Hari itu kau mengeluh tentang soal
Matematika untuk kuliahmu. Kau bilang kenapa Matematika selalu meminta di
pecahkan soalnya, kenapa Matematika selalu rumit pengerjaan nya. Matematika
selalu menyebalkan katamu. Aku tersenyum, aku jadi berpikir bagaimana mungkin
kau menyukai ku tanpa menyukai Matematika ? aku duduk tepat di sampingmu,
dengan jarak yang limit nya mendekati nol.
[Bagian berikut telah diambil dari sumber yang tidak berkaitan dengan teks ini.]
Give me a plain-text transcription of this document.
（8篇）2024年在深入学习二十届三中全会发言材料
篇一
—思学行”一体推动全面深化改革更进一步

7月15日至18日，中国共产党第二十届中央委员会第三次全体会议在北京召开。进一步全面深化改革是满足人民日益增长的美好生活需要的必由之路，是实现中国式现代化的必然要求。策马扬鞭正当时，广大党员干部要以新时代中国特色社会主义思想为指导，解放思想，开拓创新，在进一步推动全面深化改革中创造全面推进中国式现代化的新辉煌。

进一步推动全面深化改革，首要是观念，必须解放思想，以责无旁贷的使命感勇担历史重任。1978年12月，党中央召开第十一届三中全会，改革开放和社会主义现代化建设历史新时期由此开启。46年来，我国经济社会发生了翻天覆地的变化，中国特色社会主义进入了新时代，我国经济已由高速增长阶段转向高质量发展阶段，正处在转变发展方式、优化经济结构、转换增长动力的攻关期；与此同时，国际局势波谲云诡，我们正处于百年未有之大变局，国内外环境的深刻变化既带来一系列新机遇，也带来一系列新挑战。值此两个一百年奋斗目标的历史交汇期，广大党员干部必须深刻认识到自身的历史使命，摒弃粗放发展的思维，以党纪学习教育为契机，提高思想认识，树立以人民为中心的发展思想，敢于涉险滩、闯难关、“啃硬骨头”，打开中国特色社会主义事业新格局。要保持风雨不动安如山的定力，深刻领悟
Aku mulai mengerjakan soal yang kau
bilang menyebalkan itu. “Kau tau ? aku selalu menyukaimu bahkan saat kau
menyebalkan sekalipun, kau tak bisa lakukan itu untuk Matematika ? menyebalkan
tapi tetap kau sukai ?” kau mengernyitkan dahi dan mengangkat alis kirimu, “Kau
dan Matematika adalah dua hal yang berbeda, rasaku terpisah untuk itu”. Kau
lucu Fiii, aku jadi ingin mengajakmu mencintai Matematika seperti kau
mencintaiku—aku berhasil tidak ya ? aku hanya tersenyum untuk ide yang mungkin
akan kau tertawakan jika kau mengetahuinya.
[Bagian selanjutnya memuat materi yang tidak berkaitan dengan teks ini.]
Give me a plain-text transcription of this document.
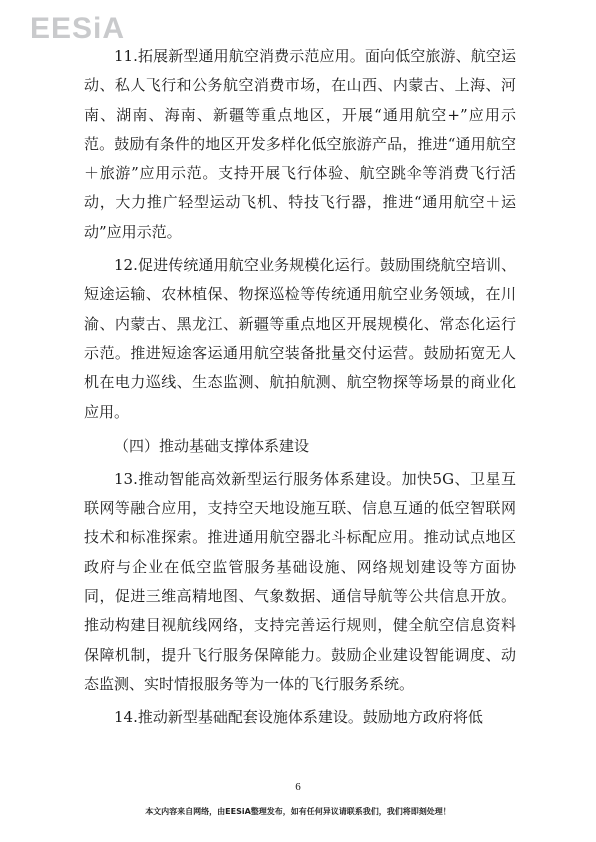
EESiA

11.拓展新型通用航空消费示范应用。面向低空旅游、航空运动、私人飞行和公务航空消费市场，在山西、内蒙古、上海、河南、湖南、海南、新疆等重点地区，开展“通用航空+”应用示范。鼓励有条件的地区开发多样化低空旅游产品，推进“通用航空＋旅游”应用示范。支持开展飞行体验、航空跳伞等消费飞行活动，大力推广轻型运动飞机、特技飞行器，推进“通用航空＋运动”应用示范。

12.促进传统通用航空业务规模化运行。鼓励围绕航空培训、短途运输、农林植保、物探巡检等传统通用航空业务领域，在川渝、内蒙古、黑龙江、新疆等重点地区开展规模化、常态化运行示范。推进短途客运通用航空装备批量交付运营。鼓励拓宽无人机在电力巡线、生态监测、航拍航测、航空物探等场景的商业化应用。

（四）推动基础支撑体系建设

13.推动智能高效新型运行服务体系建设。加快5G、卫星互联网等融合应用，支持空天地设施互联、信息互通的低空智联网技术和标准探索。推进通用航空器北斗标配应用。推动试点地区政府与企业在低空监管服务基础设施、网络规划建设等方面协同，促进三维高精地图、气象数据、通信导航等公共信息开放。推动构建目视航线网络，支持完善运行规则，健全航空信息资料保障机制，提升飞行服务保障能力。鼓励企业建设智能调度、动态监测、实时情报服务等为一体的飞行服务系统。

14.推动新型基础配套设施体系建设。鼓励地方政府将低

6
本文内容来自网络，由EESiA整理发布，如有任何异议请联系我们，我们将即刻处理！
Aku berhasil menemukan solusi untuk
soal matematikamu—kau tau Fii ? matematika tak memintamu memecahkan soalnya,
matematika sedang mengajarimu arti bahwa setiap persoalan selalu memiliki
solusi.
Hari
ini kita berjanji melewati hari bersama, aku menunggumu di kursi taman tempat
kita memandang senja tiap sabtu. Kau tak datang—ah memang ! ini ketiga kalinya
janji mu jadi imaginer—kau membuat penantianku jadi himpunan kosong. Aku kembali,
berjalan linear menjauh dari tempatku menunggu mu sepanjang 3 jam lalu. Awan
abu abu mendiferensial kan rintik air di langit kota pukul 16.00, basah—pipiku
jadi basah—karnamu dan karna hujan, airnya berpadu jadi satu, menetes di
sepanjang jalanku—dingin Fii.
Premis premis di kepalaku mulai
berjalan di orbitnya masing masing, ini lebih dari lima premis Fii, aku tak
bisa menarik kesimpulannya dengan hukum logika yang ku pelajari di matematika
dasar semester lalu—kau kemana ? kau kenapa ?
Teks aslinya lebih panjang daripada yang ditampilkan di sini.